Yes — all Pico models are OS-agnostic. The UF2 drag-and-drop bootloader requires no drivers and works on Windows 10/11, macOS, and all major Linux distributions. For MicroPython development, Thonny IDE auto-detects the board on all three platforms. The C/C++ SDK requires CMake and the ARM GCC toolchain, but official Raspberry Pi documentation provides step-by-step setup guides for all three operating systems.
Can I add external storage to the Pico?
There is no built-in SD card slot, but you can wire a microSD module to one of the two SPI buses and use MicroPython's SDCard library to read and write FAT-formatted cards — ideal for long-term data logging. Alternatively, connect SPI NOR flash chips for additional program storage. The Pico 2 series already ships with 4 MB of onboard flash, which is sufficient for most applications without any external storage at all.
Is the Pico compatible with Arduino shields or Raspberry Pi HATs?
The Pico uses a 2.54mm 40-pin DIP footprint, which is different from both the Arduino Uno header layout and the Raspberry Pi HAT 40-pin connector, so shields and HATs are not directly plug-and-play. However, a wide range of Pico-specific breakout boards and expansion boards are available. Any sensor or module communicating over I2C, SPI, or UART is compatible — just ensure it operates at 3.3V logic, since the Pico's GPIO pins are not 5V tolerant.
Which variant should I choose for a battery-powered IoT sensor?

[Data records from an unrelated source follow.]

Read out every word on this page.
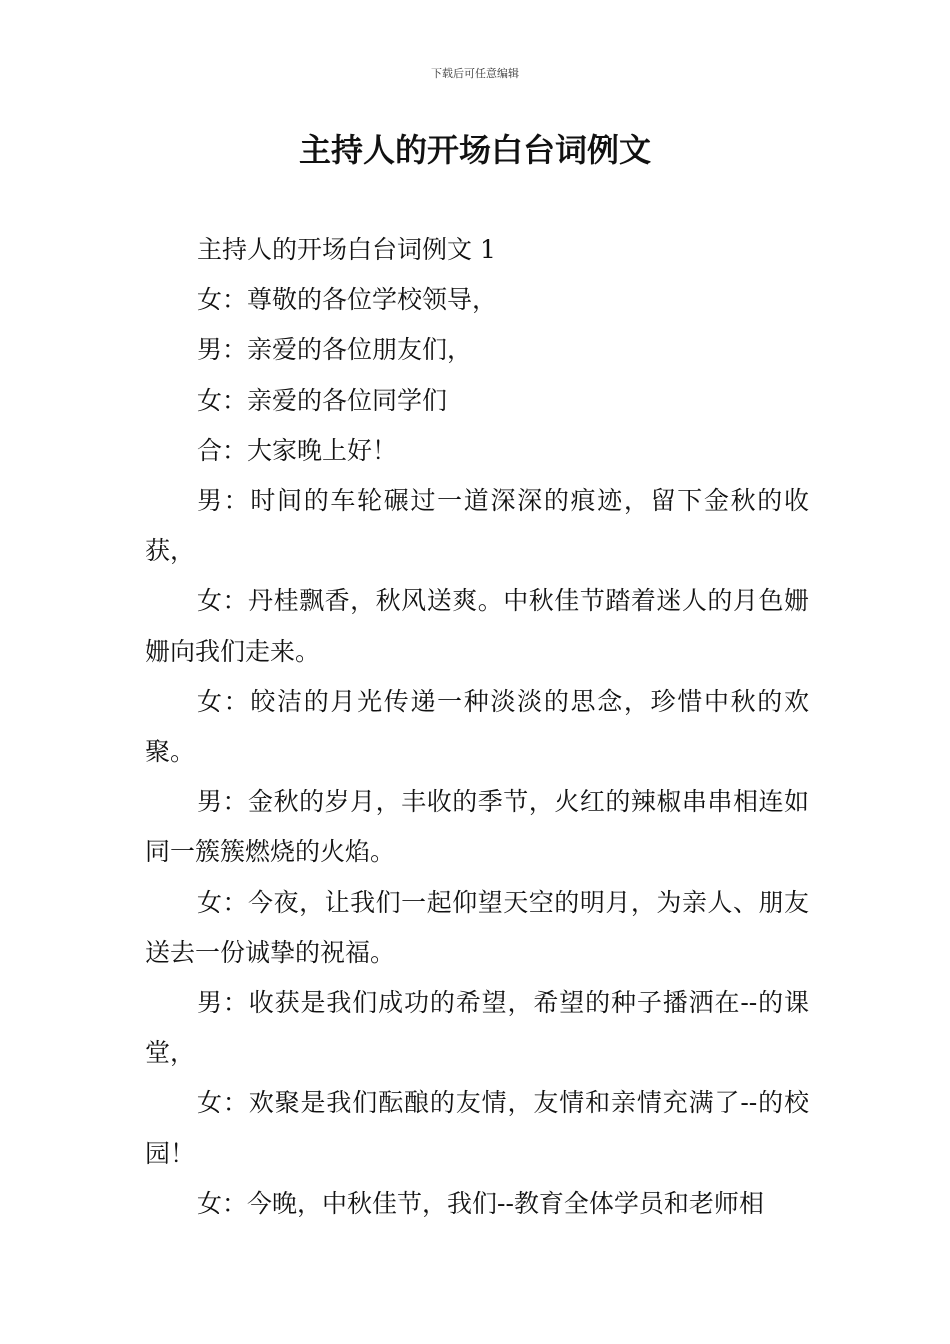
下载后可任意编辑
主持人的开场白台词例文

主持人的开场白台词例文 1

女：尊敬的各位学校领导，

男：亲爱的各位朋友们，

女：亲爱的各位同学们

合：大家晚上好！

男：时间的车轮碾过一道深深的痕迹，留下金秋的收获，

女：丹桂飘香，秋风送爽。中秋佳节踏着迷人的月色姗姗向我们走来。

女：皎洁的月光传递一种淡淡的思念，珍惜中秋的欢聚。

男：金秋的岁月，丰收的季节，火红的辣椒串串相连如同一簇簇燃烧的火焰。

女：今夜，让我们一起仰望天空的明月，为亲人、朋友送去一份诚挚的祝福。

男：收获是我们成功的希望，希望的种子播洒在--的课堂，

女：欢聚是我们酝酿的友情，友情和亲情充满了--的校园！

女：今晚，中秋佳节，我们--教育全体学员和老师相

For mains-powered or USB-tethered nodes, the Pico W is a solid choice with Wi-Fi and BLE 4.2. For battery-powered deployments where the board sleeps between readings, choose the Pico 2 W — its sub-10 µA deep sleep current can keep a 1000 mAh Li-Po cell alive for several months, whereas the Pico W's ~100 µA sleep draw drains the same battery in a matter of weeks.
What are the GPIO voltage and current limits?
All GPIO pins operate at 3.3V logic and can source or sink up to 12 mA per pin. Total GPIO current should stay within the 3.3V regulator's output limit (nominally 300 mA across all pins). The GPIO is not 5V tolerant — always use a logic level shifter when interfacing with 5V Arduino-style sensors or modules. The three ADC pins accept 0V–3.3V; exceeding that range can permanently damage the ADC circuitry.
Does the Pico have a real-time clock (RTC)?
The Pico includes a basic software RTC that resets when power is removed — there is no battery-backed hardware RTC or coin cell holder on the board. For persistent timekeeping, add a DS3231 or PCF8523 I2C RTC module. On the Pico W and Pico 2 W, the cleanest solution is to sync time via NTP over Wi-Fi each time the board boots — a two-line MicroPython call that requires no additional hardware.
Are Pico and Pico 2 firmware and code compatible with each other?
Compiled binaries are not interchangeable between RP2040 and RP2350 since they target different CPU architectures. However, MicroPython scripts and C/C++ source code are largely portable with minor adjustments — the pin names and peripheral APIs are consistent across both chip generations. Popular libraries from Pimoroni, Adafruit, and the Raspberry Pi foundation already publish builds for both chips, so most community projects work on all four variants with little to no code changes.